Is there any information about a sequel?[/quote]
Only in vague statements seen on other forums, it seems possible but unlikely…

Yes. It’s being planned.

(There’s also another post he wrote but that I didn’t have the time to find and link)

About the flying races, how high can they fly?

TrodKnee - I dunno, it seems to me that the lore ruleset does exactly what you want; it evens the field between RP guilds and the powergamers. Also, there is a general tendency to go for more melee and less casters these days, so stack fights are a thing of the past.

Concerning your second post, while everything you say is true, that’s just an overly pessimistic way of saying “you need a good guild”. A lone wolf is in a difficult situation, but if you join a capable nation you don’t have to worry about city building at all. Maybe I’m weird, but I think defensive sieges are tremendous fun, precisely because there is so much to lose.

Shadari - There’s definitely less of a grind than in other games.
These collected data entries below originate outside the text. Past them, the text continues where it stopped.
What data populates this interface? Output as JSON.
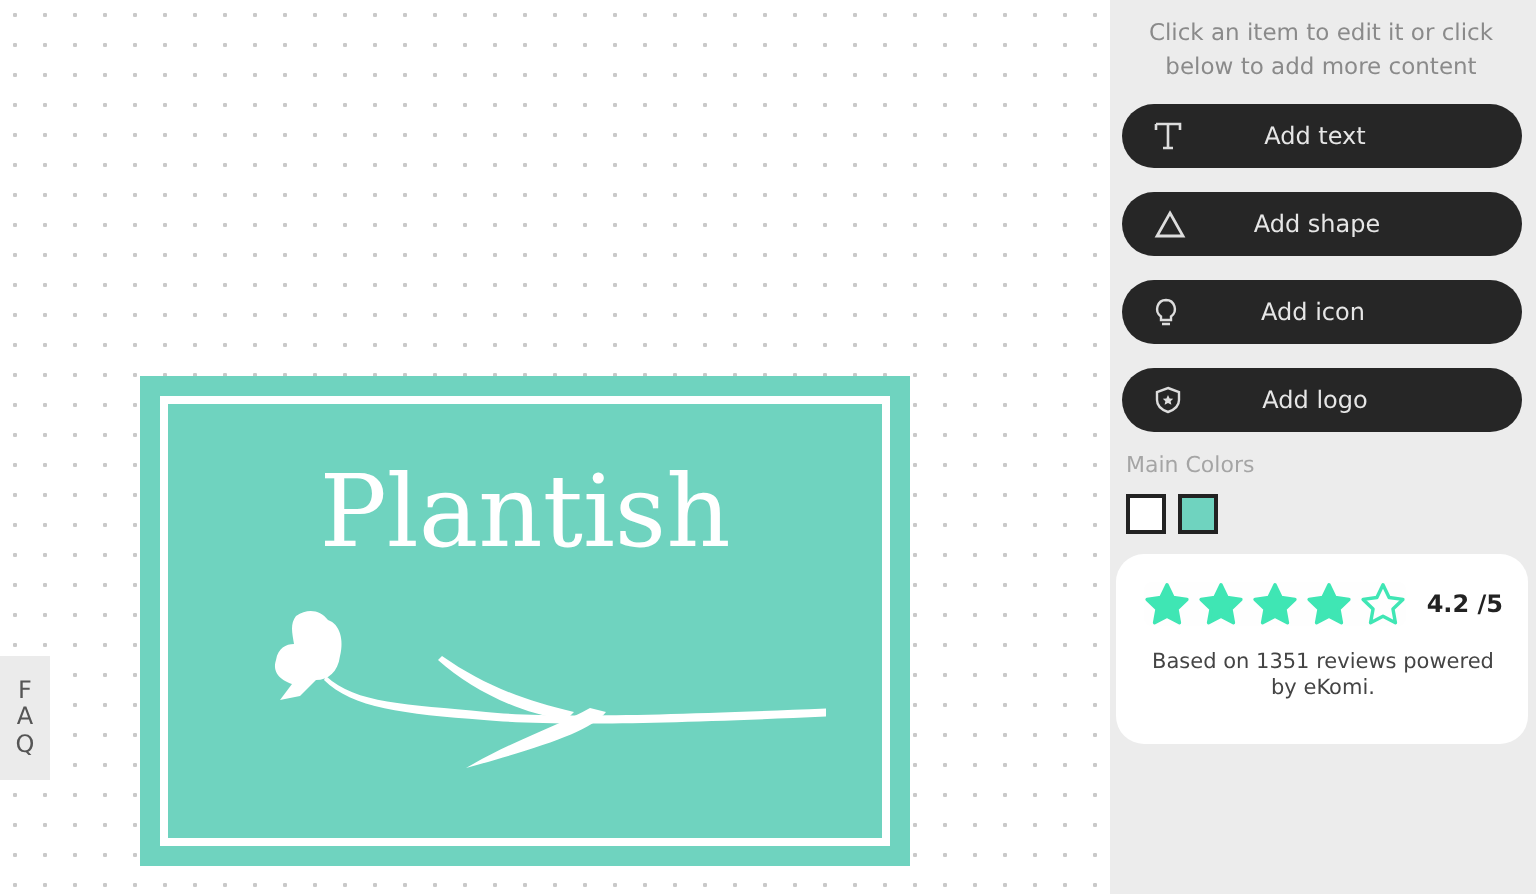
{
  "canvas": {
    "logo": {
      "name": "Plantish"
    },
    "faq": "FAQ"
  },
  "sidebar": {
    "hint": "Click an item to edit it or click below to add more content",
    "buttons": [
      {
        "label": "Add text",
        "kind": "text"
      },
      {
        "label": "Add shape",
        "kind": "shape"
      },
      {
        "label": "Add icon",
        "kind": "icon"
      },
      {
        "label": "Add logo",
        "kind": "logo"
      }
    ],
    "main_colors": {
      "label": "Main Colors",
      "swatches": [
        {
          "color": "#ffffff"
        },
        {
          "color": "#6fd3bf"
        }
      ]
    },
    "rating": {
      "stars": 4,
      "score": "4.2 /5",
      "note": "Based on 1351 reviews powered by eKomi."
    }
  }
}
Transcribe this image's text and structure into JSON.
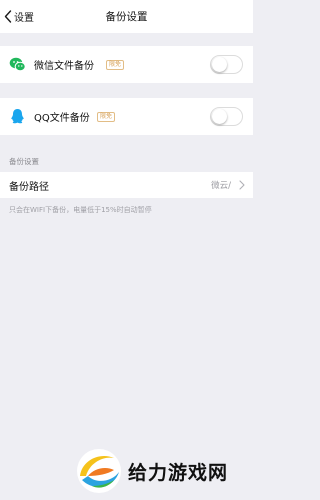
{
  "navbar": {
    "back_label": "设置",
    "title": "备份设置"
  },
  "wechat_backup": {
    "label": "微信文件备份",
    "badge": "限免",
    "toggle_on": false,
    "icon_color": "#21b85c"
  },
  "qq_backup": {
    "label": "QQ文件备份",
    "badge": "限免",
    "toggle_on": false,
    "icon_color": "#1aa6ee"
  },
  "backup_section": {
    "header": "备份设置",
    "path_label": "备份路径",
    "path_value": "微云/",
    "hint": "只会在WIFI下备份，电量低于15%时自动暂停"
  },
  "watermark": {
    "text": "给力游戏网"
  },
  "colors": {
    "background": "#eeeef3",
    "badge": "#d7a25a"
  }
}
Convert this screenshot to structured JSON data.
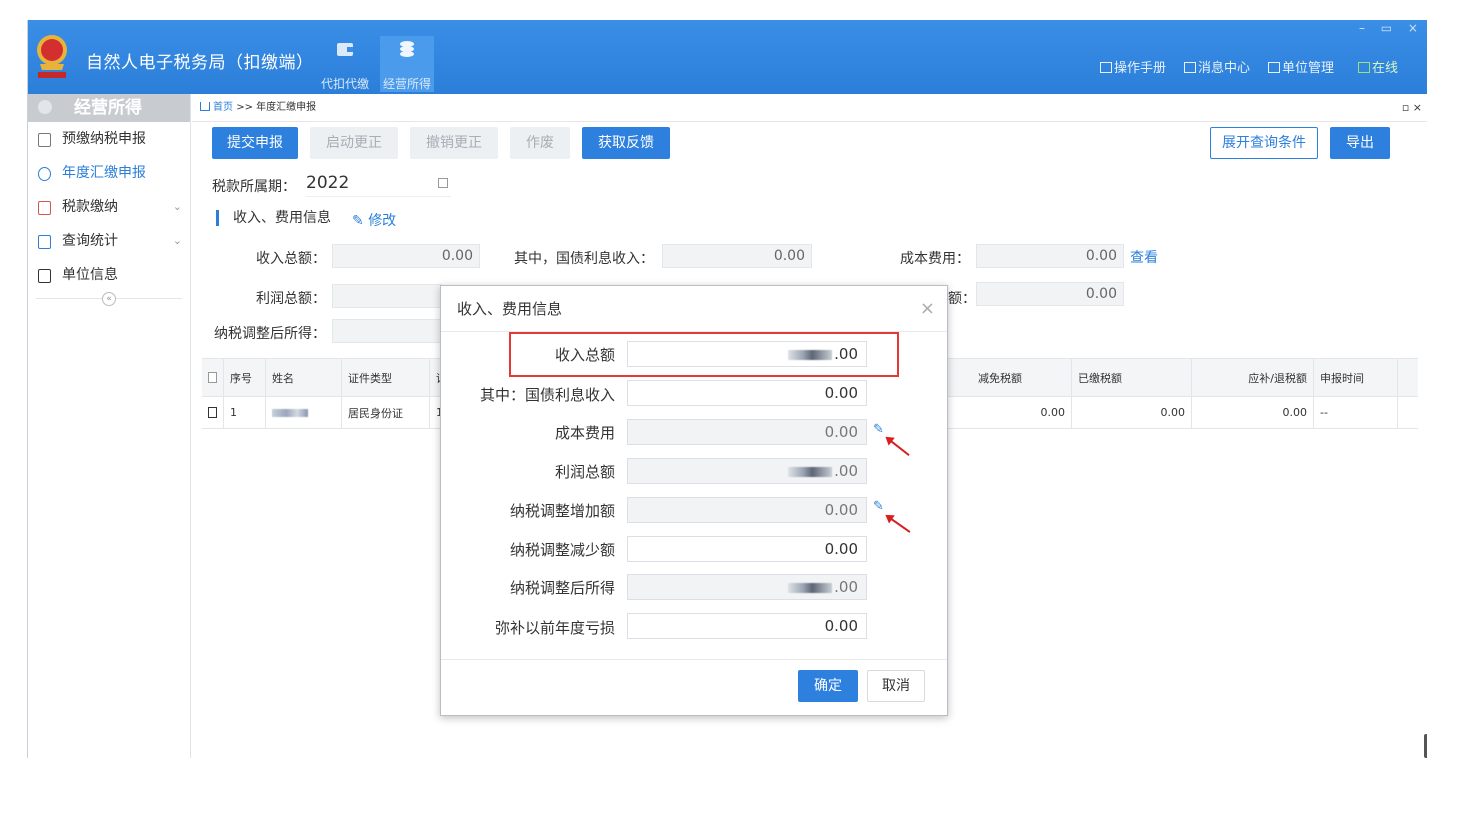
{
  "app": {
    "title": "自然人电子税务局（扣缴端）",
    "modules": [
      {
        "label": "代扣代缴"
      },
      {
        "label": "经营所得"
      }
    ],
    "links": {
      "manual": "操作手册",
      "messages": "消息中心",
      "unit": "单位管理",
      "online": "在线"
    },
    "window_controls": "– ▭ ×"
  },
  "sidebar": {
    "header": "经营所得",
    "items": [
      {
        "label": "预缴纳税申报"
      },
      {
        "label": "年度汇缴申报"
      },
      {
        "label": "税款缴纳",
        "caret": "⌄"
      },
      {
        "label": "查询统计",
        "caret": "⌄"
      },
      {
        "label": "单位信息"
      }
    ],
    "collapse": "«"
  },
  "breadcrumb": {
    "home": "首页",
    "sep": ">>",
    "current": "年度汇缴申报",
    "close": "▫ ×"
  },
  "toolbar": {
    "submit": "提交申报",
    "start_correction": "启动更正",
    "cancel_correction": "撤销更正",
    "void": "作废",
    "get_feedback": "获取反馈",
    "expand_query": "展开查询条件",
    "export": "导出"
  },
  "period": {
    "label": "税款所属期：",
    "value": "2022"
  },
  "section": {
    "title": "收入、费用信息",
    "edit": "修改"
  },
  "fields": {
    "total_income_label": "收入总额：",
    "total_income_value": "0.00",
    "bond_interest_label": "其中，国债利息收入：",
    "bond_interest_value": "0.00",
    "cost_label": "成本费用：",
    "cost_value": "0.00",
    "view_link": "查看",
    "profit_label": "利润总额：",
    "partial_label": "额：",
    "partial_value": "0.00",
    "adjusted_label": "纳税调整后所得："
  },
  "table": {
    "headers": [
      "序号",
      "姓名",
      "证件类型",
      "证",
      "减免税额",
      "已缴税额",
      "应补/退税额",
      "申报时间"
    ],
    "rows": [
      {
        "index": "1",
        "id_type": "居民身份证",
        "id_no": "1",
        "reduction": "0.00",
        "paid": "0.00",
        "due": "0.00",
        "time": "--"
      }
    ]
  },
  "modal": {
    "title": "收入、费用信息",
    "close": "×",
    "rows": [
      {
        "label": "收入总额",
        "value": ".00"
      },
      {
        "label": "其中：国债利息收入",
        "value": "0.00"
      },
      {
        "label": "成本费用",
        "value": "0.00"
      },
      {
        "label": "利润总额",
        "value": ".00"
      },
      {
        "label": "纳税调整增加额",
        "value": "0.00"
      },
      {
        "label": "纳税调整减少额",
        "value": "0.00"
      },
      {
        "label": "纳税调整后所得",
        "value": ".00"
      },
      {
        "label": "弥补以前年度亏损",
        "value": "0.00"
      }
    ],
    "edit_icon": "✎",
    "ok": "确定",
    "cancel": "取消"
  },
  "colors": {
    "primary": "#2d80de",
    "titlebar": "#3a8ee6",
    "highlight": "#e53935"
  }
}
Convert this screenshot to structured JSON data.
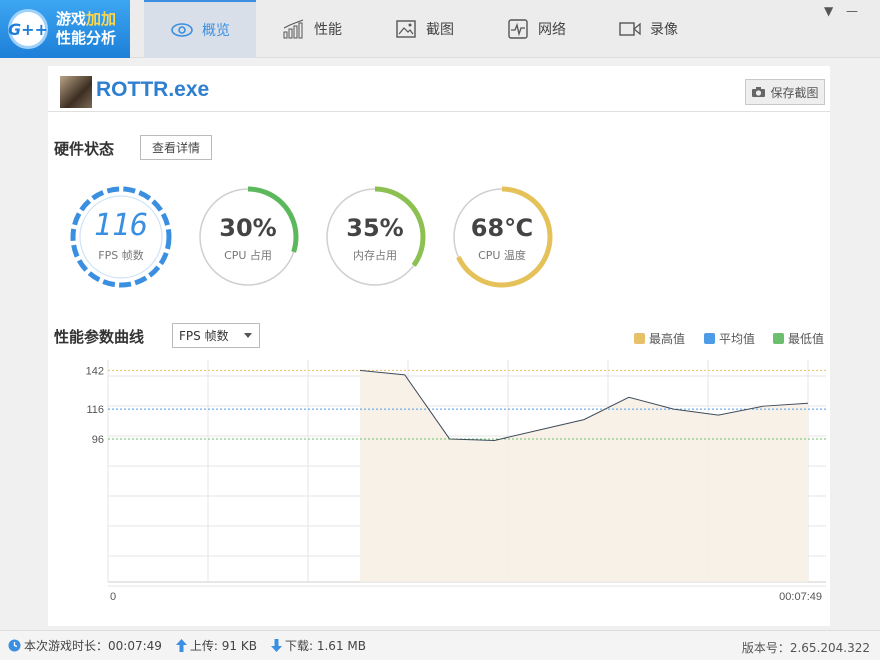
{
  "logo": {
    "badge": "G++",
    "line1_a": "游戏",
    "line1_b": "加加",
    "line2": "性能分析"
  },
  "tabs": [
    {
      "label": "概览",
      "icon": "eye-icon",
      "active": true
    },
    {
      "label": "性能",
      "icon": "bar-chart-icon",
      "active": false
    },
    {
      "label": "截图",
      "icon": "image-icon",
      "active": false
    },
    {
      "label": "网络",
      "icon": "pulse-icon",
      "active": false
    },
    {
      "label": "录像",
      "icon": "video-camera-icon",
      "active": false
    }
  ],
  "window": {
    "dropdown": "▼",
    "minimize": "—"
  },
  "game": {
    "title": "ROTTR.exe",
    "save_label": "保存截图"
  },
  "hardware": {
    "title": "硬件状态",
    "detail_label": "查看详情",
    "gauges": [
      {
        "value": "116",
        "label": "FPS 帧数",
        "fraction": 1.0,
        "color": "#3b8fe0"
      },
      {
        "value": "30%",
        "label": "CPU 占用",
        "fraction": 0.3,
        "color": "#5cb85c"
      },
      {
        "value": "35%",
        "label": "内存占用",
        "fraction": 0.35,
        "color": "#8cc152"
      },
      {
        "value": "68℃",
        "label": "CPU 温度",
        "fraction": 0.68,
        "color": "#e5c15a"
      }
    ]
  },
  "curve": {
    "title": "性能参数曲线",
    "select_value": "FPS 帧数",
    "legend": [
      {
        "label": "最高值",
        "color": "#e8c06a"
      },
      {
        "label": "平均值",
        "color": "#4e9be6"
      },
      {
        "label": "最低值",
        "color": "#6cbf6c"
      }
    ]
  },
  "chart_data": {
    "type": "line",
    "reference_lines": {
      "max": 142,
      "avg": 116,
      "min": 96
    },
    "y_ticks": [
      "142",
      "116",
      "96"
    ],
    "x_labels": [
      "0",
      "00:07:49"
    ],
    "ylim": [
      0,
      149
    ],
    "values": [
      142,
      139,
      96,
      95,
      102,
      109,
      124,
      116,
      112,
      118,
      120
    ],
    "grid": true
  },
  "footer": {
    "duration_label": "本次游戏时长：",
    "duration": "00:07:49",
    "upload_label": "上传:",
    "upload": "91 KB",
    "download_label": "下载:",
    "download": "1.61 MB",
    "version_label": "版本号：",
    "version": "2.65.204.322"
  }
}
About the sequel, Wolfpack is working on a new project but is neither confirming nor denying that it is SB2.

Euri - There are something like six tiers of flight. At the second you’re safe from melees, at the fourth tier you are out of throwing weapon range and at the fifth or so you can fly over city walls. The downside is that flying uses a lot of stamina, so you can’t stay up there forever.

The most tempting thing for me is the player-run cities. I really like that idea, and I also really like the idea of a new server starting up in a few weeks as a clean slate, so new players can actually take advantage of it.

When the game first came out, the flying race was something you had to unlock by playing a couple months. Think the same with Minotaurs. Is this still the case? Because the bird people are the only race I am interested in.